June 24, 2020

Why does Elastic Support keep asking for diagnostic files?

If you’ve worked with Elastic Support, you may have been asked to run the Support Diagnostic tool and provide the output in your support case. This is a common practice, but a lot of you out there may not know why. While the short answer is "it depends", this blog is going to explain why we keep asking for diagnostic files (as well as what’s in them).

Simply put, the Support Diagnostic helps Elastic Support understand the state of your cluster. For example, it helps with:

Isolating cluster performance issues
Optimizing cluster configuration
Troubleshooting field mapping issues
Collecting general information about the state of the cluster

Running a Support Diagnostic will usually not be the single “ultimate” solution to every Elasticsearch issue, but we hope the following demonstrates why it is an important step in the troubleshooting process.

Data privacy and security as a priority

Before we get started, a quick note about privacy. The Support Diagnostic outputs run-time information about the health of your nodes and other cluster metadata. It does not collect the actual source event or document data stored in your cluster. You may have known that, but we just want to be extra clear, as privacy is a top concern here at Elastic (and probably for you too).

Later in this blog, we’ll outline how these files can be sanitized even further by scrubbing out metadata that you may also consider sensitive (IPs, hostnames, index names, etc). If you want to jump straight to it, check out the “Scrubbing Capability” section below for more information. Otherwise, let’s get started.

Run a lot of API calls with a single command

Elasticsearch provides many APIs that can be queried for operational cluster information. So when we’re troubleshooting an issue, it’s extremely helpful — and convenient — to dump out as much information as possible from those APIs instead of running them manually. And the Support Diagnostic lets us do just that.

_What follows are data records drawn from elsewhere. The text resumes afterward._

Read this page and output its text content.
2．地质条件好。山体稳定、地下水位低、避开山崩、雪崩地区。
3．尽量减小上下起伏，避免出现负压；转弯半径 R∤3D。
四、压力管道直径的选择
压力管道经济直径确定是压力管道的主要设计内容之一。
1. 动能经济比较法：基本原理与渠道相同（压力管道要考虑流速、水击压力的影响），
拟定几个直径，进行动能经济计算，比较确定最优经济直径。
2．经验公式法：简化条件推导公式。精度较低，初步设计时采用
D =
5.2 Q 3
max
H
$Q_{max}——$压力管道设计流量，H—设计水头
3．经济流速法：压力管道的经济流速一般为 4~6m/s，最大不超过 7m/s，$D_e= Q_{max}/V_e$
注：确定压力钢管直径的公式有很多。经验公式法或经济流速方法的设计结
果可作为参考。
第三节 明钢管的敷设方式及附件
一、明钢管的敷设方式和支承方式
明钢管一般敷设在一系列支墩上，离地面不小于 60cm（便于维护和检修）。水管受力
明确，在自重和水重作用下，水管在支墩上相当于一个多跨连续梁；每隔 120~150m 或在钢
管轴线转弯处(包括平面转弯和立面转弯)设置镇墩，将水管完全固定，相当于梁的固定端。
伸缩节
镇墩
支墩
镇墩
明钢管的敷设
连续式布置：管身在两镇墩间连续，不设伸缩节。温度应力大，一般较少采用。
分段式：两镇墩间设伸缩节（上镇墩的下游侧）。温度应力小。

Running the single Support Diagnostic command prevents users from having to collect the output from dozens of different individual API calls. Compressing this output into a single zip archive allows Support to quickly cross-reference results from different commands with internal tools. We can then use these files to diagnose sharding issues, performance bottlenecks, field mapping problems, and much more. And any user can use the output zip to diagnose cluster issues or share with other team members.

And since it’s a Java application, the diagnostic has no operating system requirements, so it can run almost anywhere with a Java Virtual Machine (JVM) installed. It does have a few basic requirements which are documented in the README.

In the diganostic’s simplest form, a command like the following...

./diagnostics.sh

.\diagnostics.bat

...will prompt for some user input and query multiple Elasticsearch APIs to produce a compressed zip archive of text and json files. You can see the full list of files it creates, and the API’s that populate them in the Support Diagnostic .yml file. Here's a short video to show you exactly how the tool works:

If you’d like to learn more about the API’s that create these files, see the REST API documentation.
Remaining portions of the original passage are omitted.